I shake my head. “That’s the problem, Judy. I can’t take him anywhere. Going on a date with me would get him into a world of trouble.”

She scoffs. “That’s silly. What could possibly be so bad about that boy going on a date with you?”

“Well, remember those people I said had a problem with my lifestyle? Turns out, Mormons are at the top of that list.”

She quirks an eyebrow at me. “You mean to tell me that he’d get in trouble for going out with you just because you both happen to have dicks? In this day and age?”

Unexpected laughter bubbles up out of my chest. “I doubt they’d put it quite so eloquently, but, yes, that is essentially what I mean. Being gay is a sin in the eyes of his church.”

“Oh, for crying out loud,” she huffs. “I thought we’d moved past this by now. This is the twenty-first century, not the era of King Henry. We don’t go around guillotining people for who they choose to love.”

Another chuckle escapes my lips. “Well, I don’t think they’re that drastic. But I did some looking into it. He could get excommunicated if anybody found out. They’d kick him out, and that would cause problems with his family. I can’t ask him to do that for me. Not when we don’t know if this would even lead anywhere.”

Judy chews on her bottom lip. “I’m sorry, Quinn. But this is just the silliest thing I’ve ever heard. God doesn’t care who you love. God would never judge you for being capable of love regardless of whom it was for. Not when there is so much hate in this world. Love is something to be celebrated. Not condemned.”

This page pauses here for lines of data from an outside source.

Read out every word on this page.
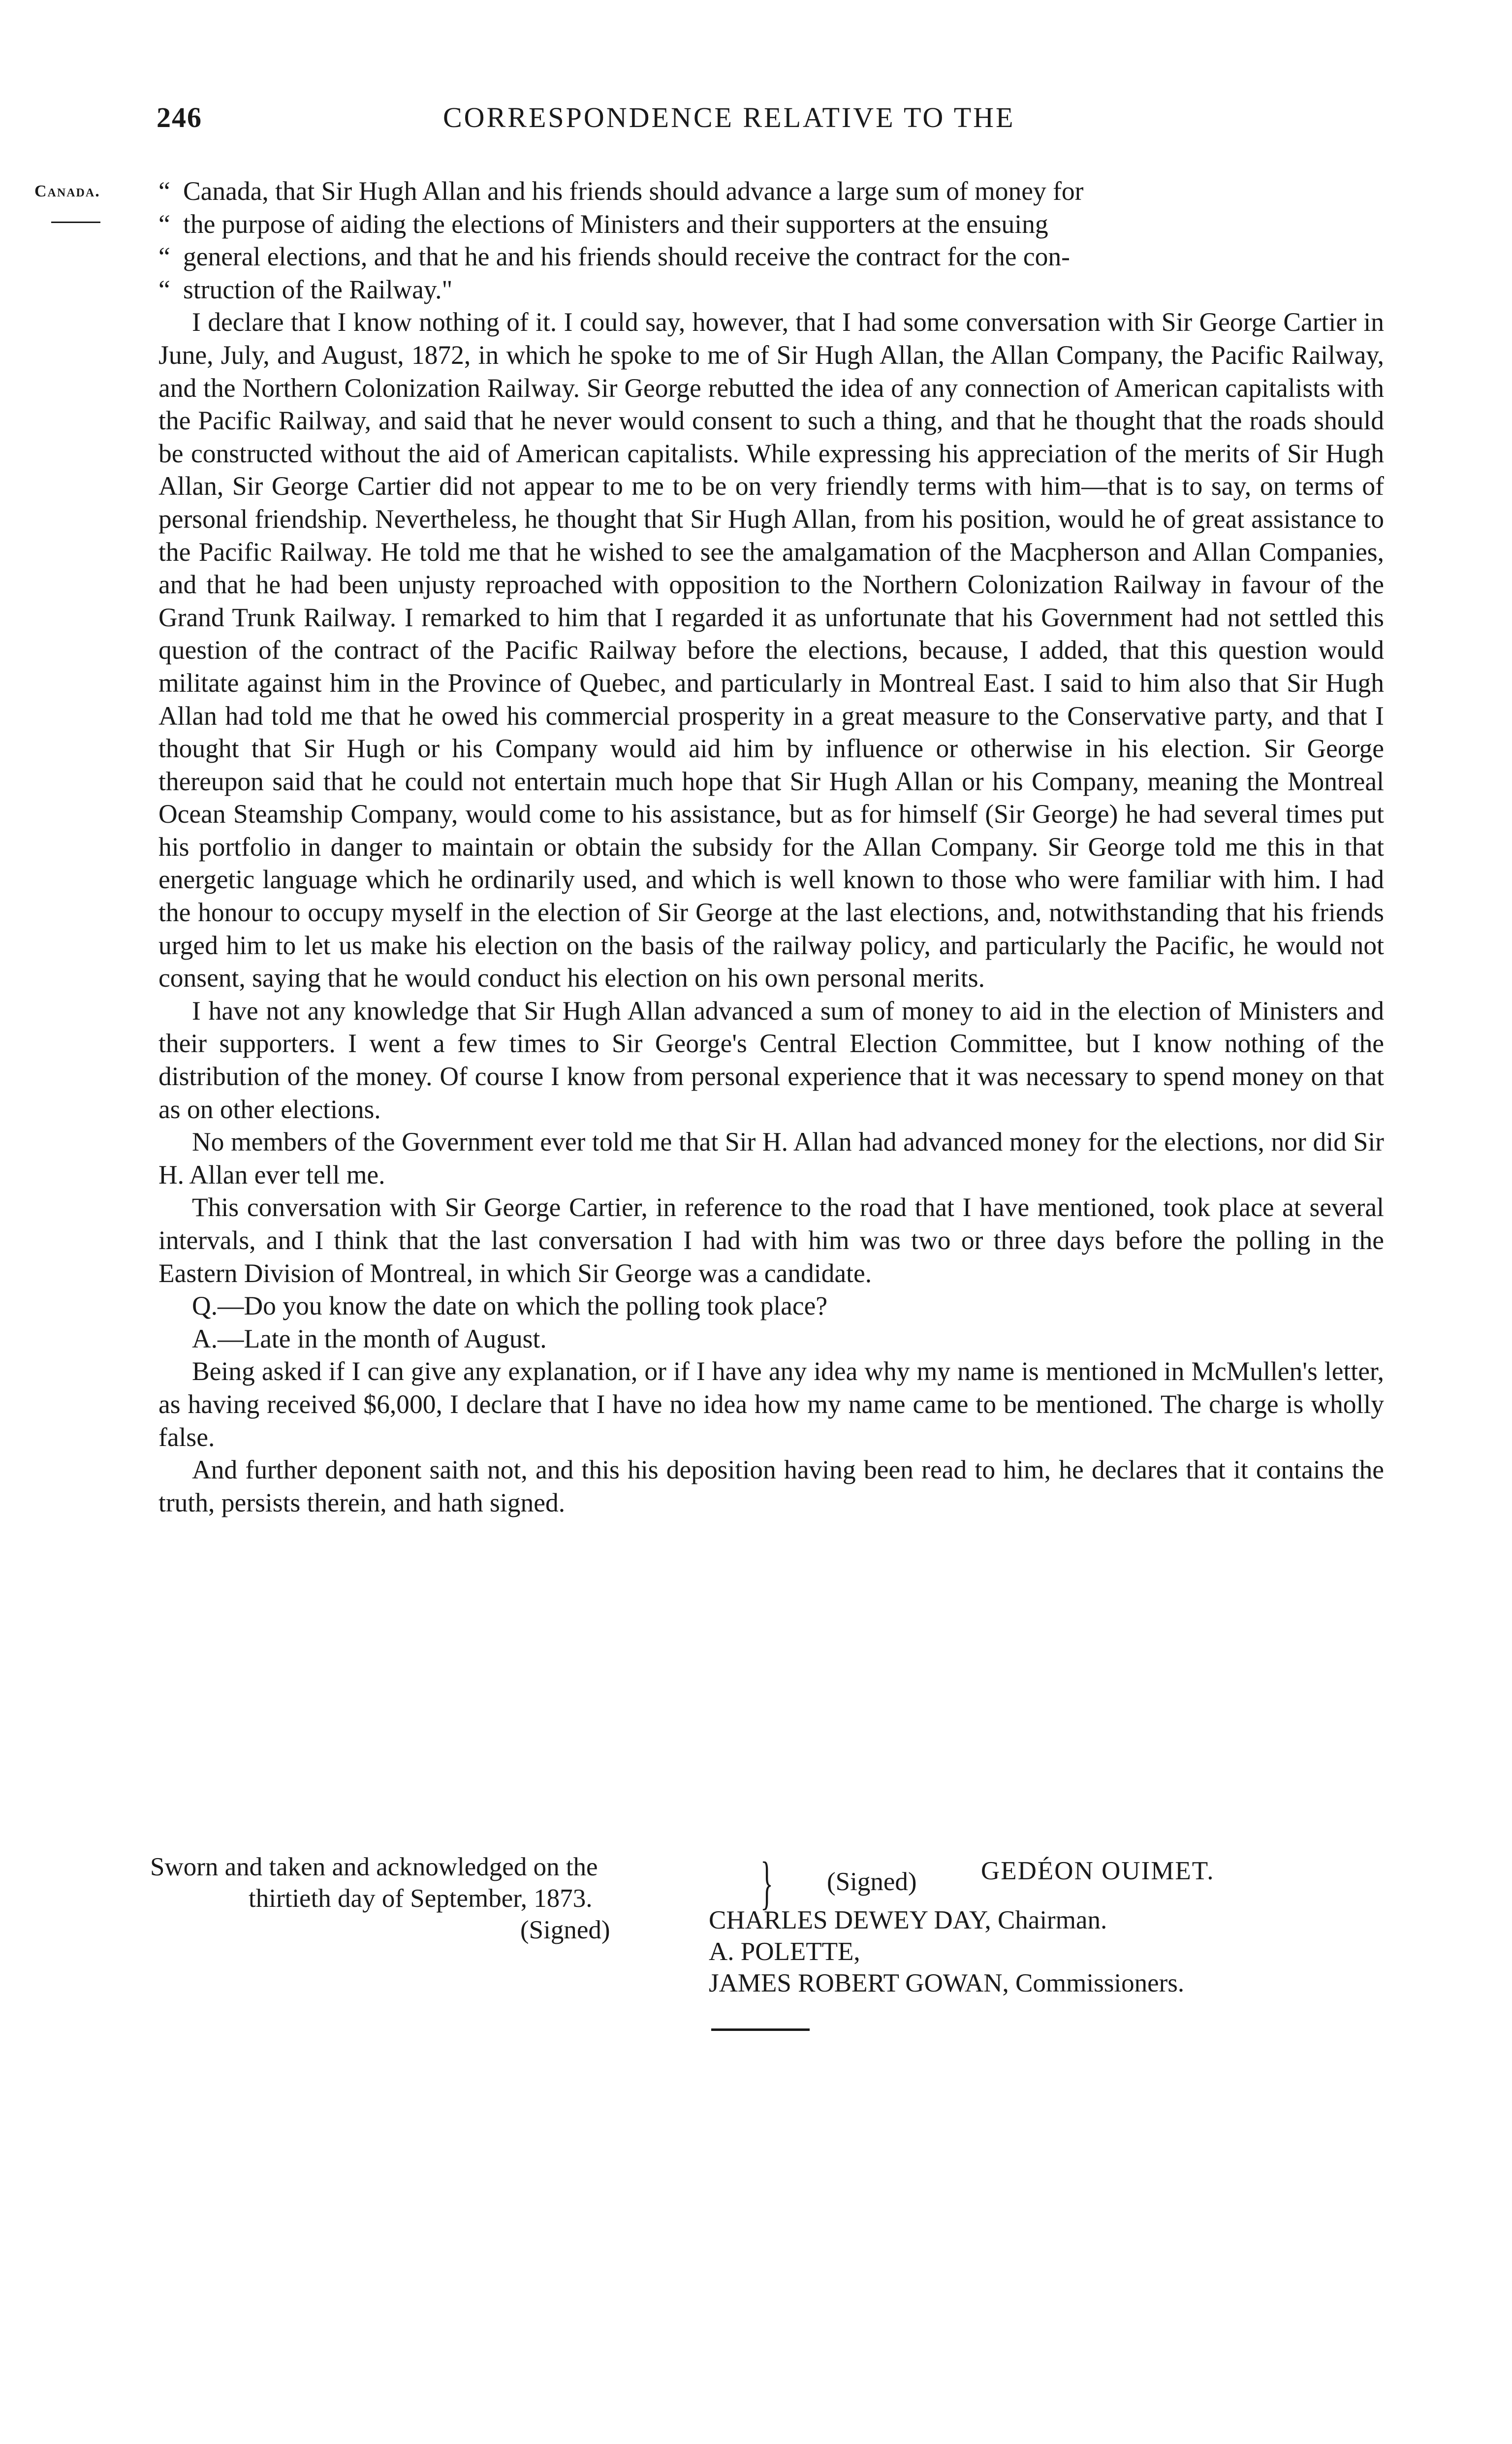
246	CORRESPONDENCE RELATIVE TO THE
Canada. “ Canada, that Sir Hugh Allan and his friends should advance a large sum of money for
“ the purpose of aiding the elections of Ministers and their supporters at the ensuing
“ general elections, and that he and his friends should receive the contract for the con-
“ struction of the Railway."

I declare that I know nothing of it. I could say, however, that I had some conversation with Sir George Cartier in June, July, and August, 1872, in which he spoke to me of Sir Hugh Allan, the Allan Company, the Pacific Railway, and the Northern Colonization Railway. Sir George rebutted the idea of any connection of American capitalists with the Pacific Railway, and said that he never would consent to such a thing, and that he thought that the roads should be constructed without the aid of American capitalists. While expressing his appreciation of the merits of Sir Hugh Allan, Sir George Cartier did not appear to me to be on very friendly terms with him—that is to say, on terms of personal friendship. Nevertheless, he thought that Sir Hugh Allan, from his position, would he of great assistance to the Pacific Railway. He told me that he wished to see the amalgamation of the Macpherson and Allan Companies, and that he had been unjusty reproached with opposition to the Northern Colonization Railway in favour of the Grand Trunk Railway. I remarked to him that I regarded it as unfortunate that his Government had not settled this question of the contract of the Pacific Railway before the elections, because, I added, that this question would militate against him in the Province of Quebec, and particularly in Montreal East. I said to him also that Sir Hugh Allan had told me that he owed his commercial prosperity in a great measure to the Conservative party, and that I thought that Sir Hugh or his Company would aid him by influence or otherwise in his election. Sir George thereupon said that he could not entertain much hope that Sir Hugh Allan or his Company, meaning the Montreal Ocean Steamship Company, would come to his assistance, but as for himself (Sir George) he had several times put his portfolio in danger to maintain or obtain the subsidy for the Allan Company. Sir George told me this in that energetic language which he ordinarily used, and which is well known to those who were familiar with him. I had the honour to occupy myself in the election of Sir George at the last elections, and, notwithstanding that his friends urged him to let us make his election on the basis of the railway policy, and particularly the Pacific, he would not consent, saying that he would conduct his election on his own personal merits.

I have not any knowledge that Sir Hugh Allan advanced a sum of money to aid in the election of Ministers and their supporters. I went a few times to Sir George's Central Election Committee, but I know nothing of the distribution of the money. Of course I know from personal experience that it was necessary to spend money on that as on other elections.

No members of the Government ever told me that Sir H. Allan had advanced money for the elections, nor did Sir H. Allan ever tell me.

This conversation with Sir George Cartier, in reference to the road that I have mentioned, took place at several intervals, and I think that the last conversation I had with him was two or three days before the polling in the Eastern Division of Montreal, in which Sir George was a candidate.

Q.—Do you know the date on which the polling took place?

A.—Late in the month of August.

Being asked if I can give any explanation, or if I have any idea why my name is mentioned in McMullen's letter, as having received $6,000, I declare that I have no idea how my name came to be mentioned. The charge is wholly false.

And further deponent saith not, and this his deposition having been read to him, he declares that it contains the truth, persists therein, and hath signed.

Sworn and taken and acknowledged on the
thirtieth day of September, 1873.	} (Signed) GEDÉON OUIMET.
(Signed)	CHARLES DEWEY DAY, Chairman.
A. POLETTE,
JAMES ROBERT GOWAN, Commissioners.
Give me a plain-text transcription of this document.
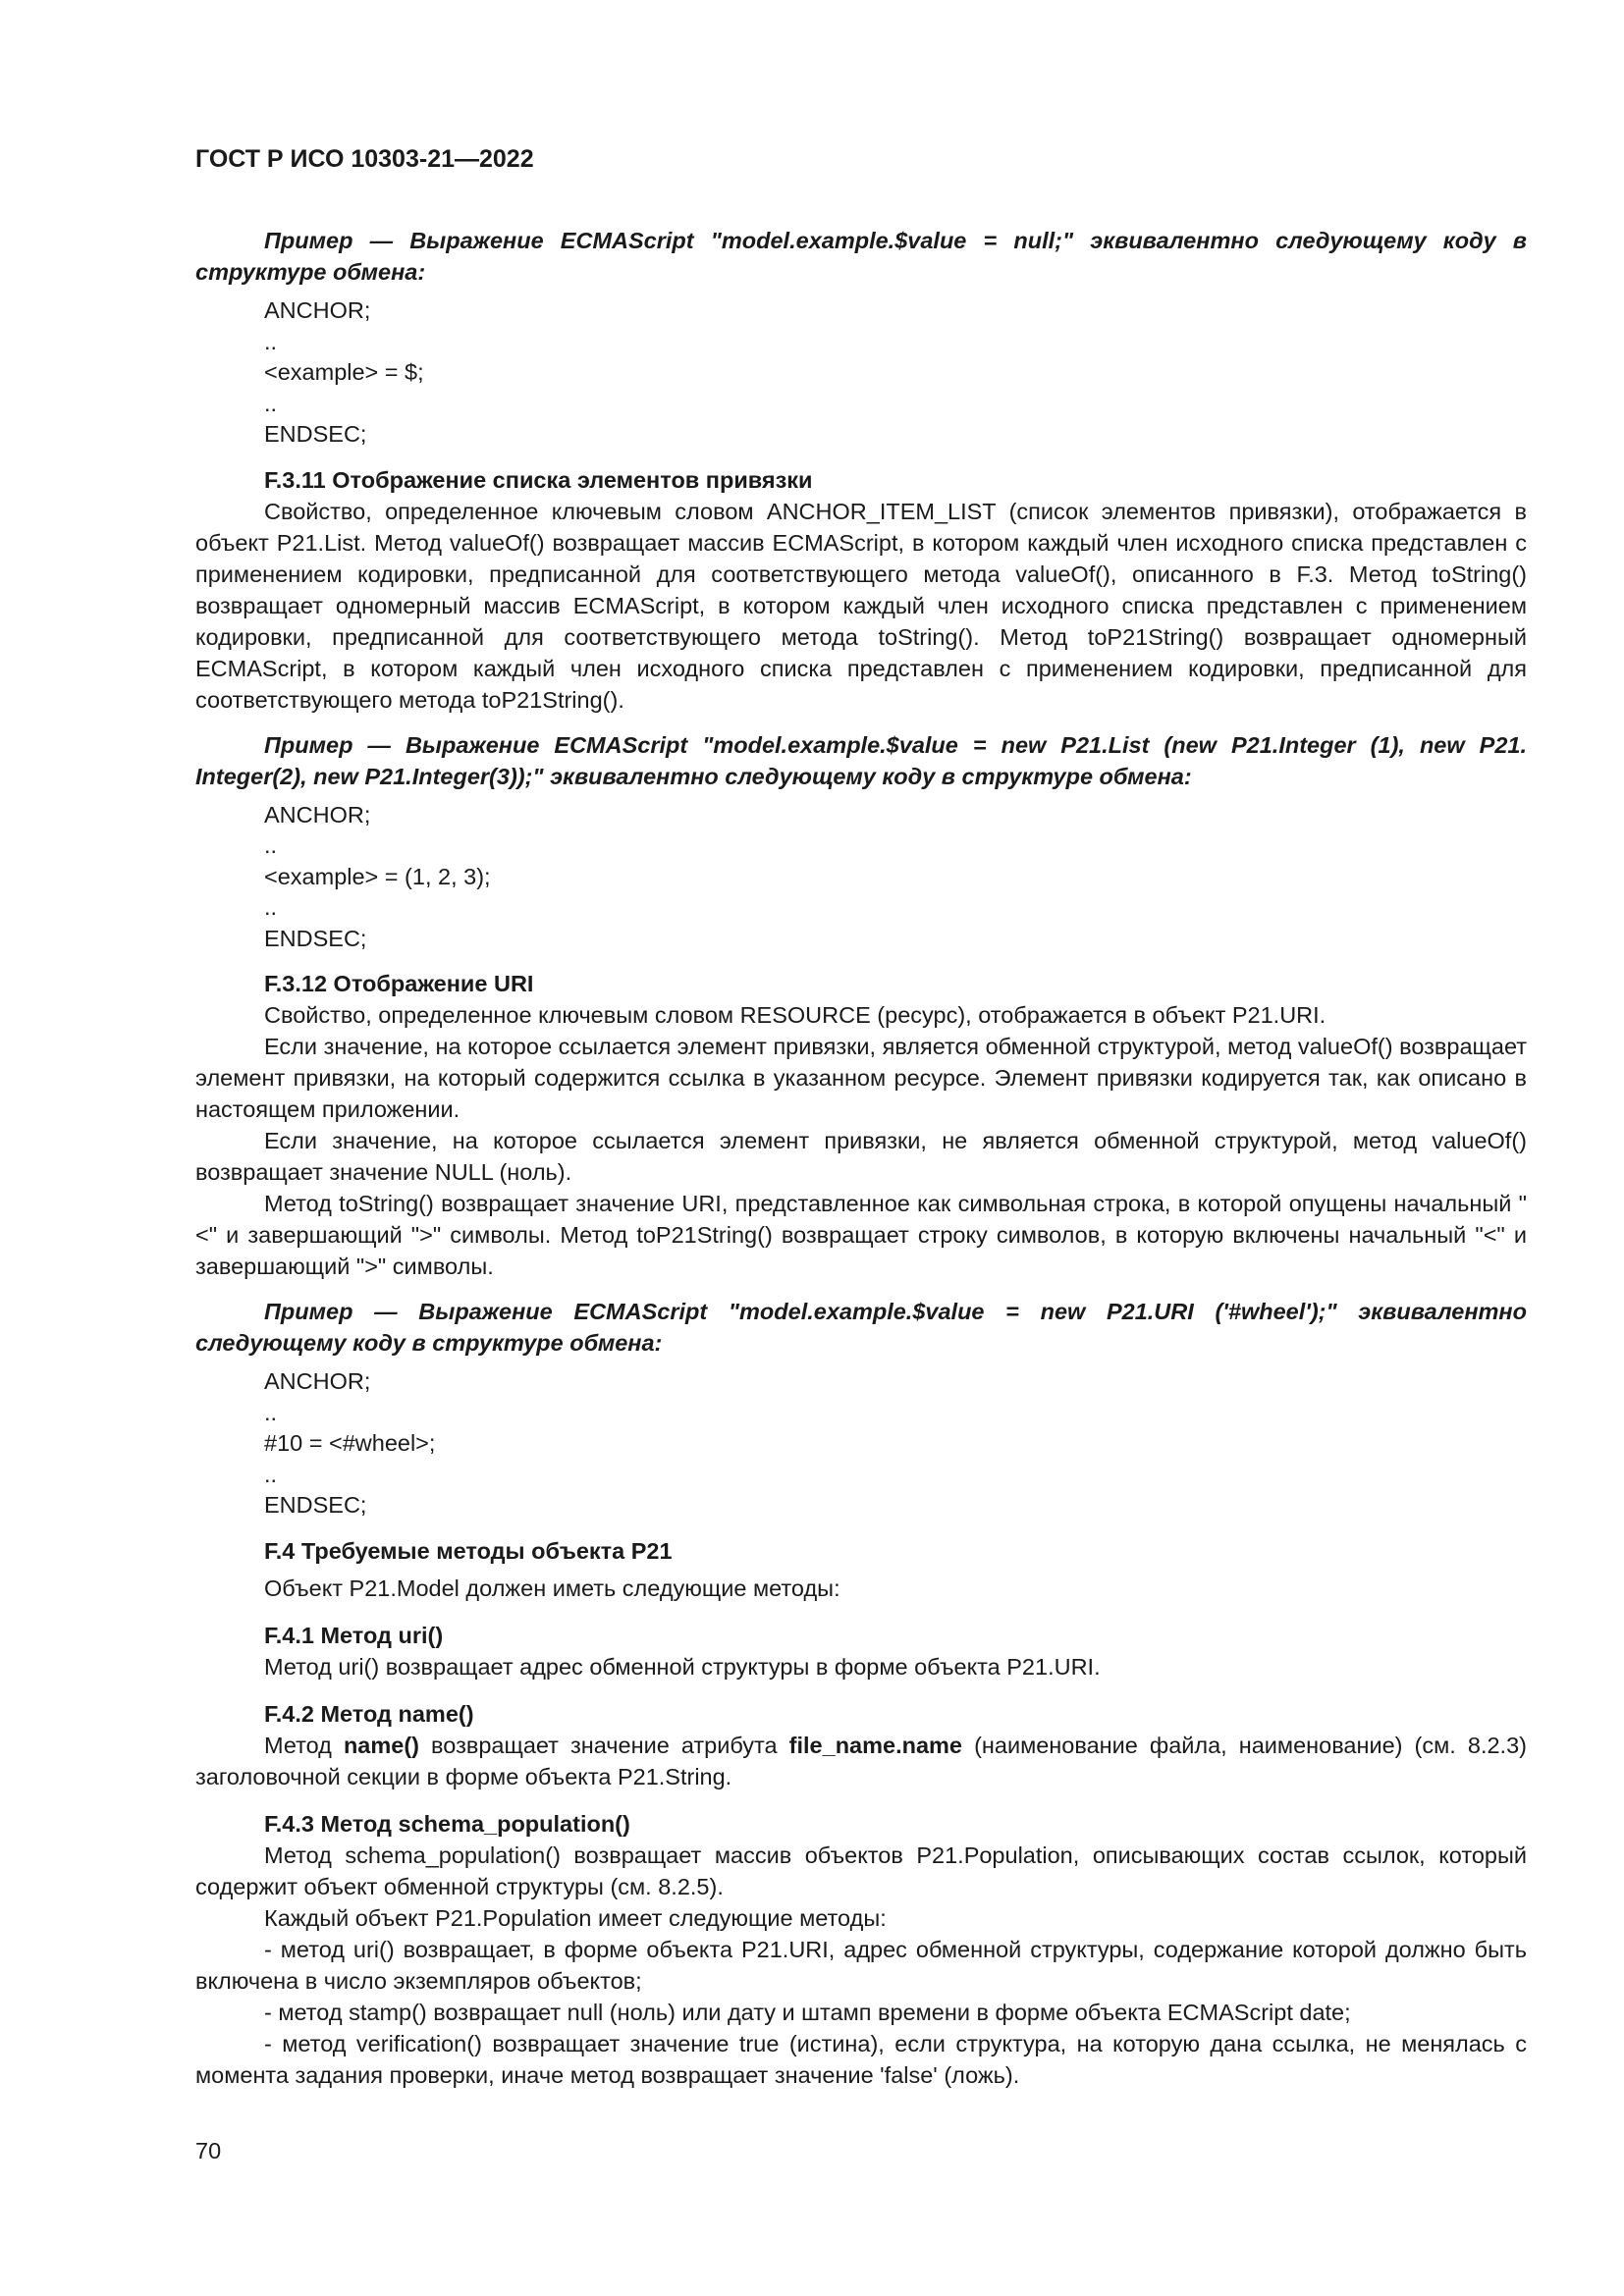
ГОСТ Р ИСО 10303-21—2022

Пример — Выражение ECMAScript "model.example.$value = null;" эквивалентно следующему коду в структуре обмена:

ANCHOR;
..
<example> = $;
..
ENDSEC;

F.3.11 Отображение списка элементов привязки

Свойство, определенное ключевым словом ANCHOR_ITEM_LIST (список элементов привязки), отображается в объект P21.List. Метод valueOf() возвращает массив ECMAScript, в котором каждый член исходного списка представлен с применением кодировки, предписанной для соответствующего метода valueOf(), описанного в F.3. Метод toString() возвращает одномерный массив ECMAScript, в котором каждый член исходного списка представлен с применением кодировки, предписанной для соответствующего метода toString(). Метод toP21String() возвращает одномерный ECMAScript, в котором каждый член исходного списка представлен с применением кодировки, предписанной для соответствующего метода toP21String().

Пример — Выражение ECMAScript "model.example.$value = new P21.List (new P21.Integer (1), new P21. Integer(2), new P21.Integer(3));" эквивалентно следующему коду в структуре обмена:

ANCHOR;
..
<example> = (1, 2, 3);
..
ENDSEC;

F.3.12 Отображение URI

Свойство, определенное ключевым словом RESOURCE (ресурс), отображается в объект P21.URI.

Если значение, на которое ссылается элемент привязки, является обменной структурой, метод valueOf() возвращает элемент привязки, на который содержится ссылка в указанном ресурсе. Элемент привязки кодируется так, как описано в настоящем приложении.

Если значение, на которое ссылается элемент привязки, не является обменной структурой, метод valueOf() возвращает значение NULL (ноль).

Метод toString() возвращает значение URI, представленное как символьная строка, в которой опущены начальный "<" и завершающий ">" символы. Метод toP21String() возвращает строку символов, в которую включены начальный "<" и завершающий ">" символы.

Пример — Выражение ECMAScript "model.example.$value = new P21.URI ('#wheel');" эквивалентно следующему коду в структуре обмена:

ANCHOR;
..
#10 = <#wheel>;
..
ENDSEC;

F.4 Требуемые методы объекта P21

Объект P21.Model должен иметь следующие методы:

F.4.1 Метод uri()

Метод uri() возвращает адрес обменной структуры в форме объекта P21.URI.

F.4.2 Метод name()

Метод name() возвращает значение атрибута file_name.name (наименование файла, наименование) (см. 8.2.3) заголовочной секции в форме объекта P21.String.

F.4.3 Метод schema_population()

Метод schema_population() возвращает массив объектов P21.Population, описывающих состав ссылок, который содержит объект обменной структуры (см. 8.2.5).

Каждый объект P21.Population имеет следующие методы:

- метод uri() возвращает, в форме объекта P21.URI, адрес обменной структуры, содержание которой должно быть включена в число экземпляров объектов;

- метод stamp() возвращает null (ноль) или дату и штамп времени в форме объекта ECMAScript date;

- метод verification() возвращает значение true (истина), если структура, на которую дана ссылка, не менялась с момента задания проверки, иначе метод возвращает значение 'false' (ложь).

70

I pull her back into my arms. “Thank you, Judy K. Those words mean the world to me. It’s people like you who make this world the amazing place it is.”

“Ditto, kid. If this Jaden kid were smart, he’d tell those close-minded church people of his to shove it up their ass and be with you. Because you’re worth whatever repercussions he might have to endure. You have the biggest heart out of anyone I know. The only person I’ve ever met who rivals you was my William. And I snatched him up the first chance I got. He’ll do the same. Just you watch.”

I squeeze her tighter. “I hope you’re right, Judy. I sure do hope you’re right.”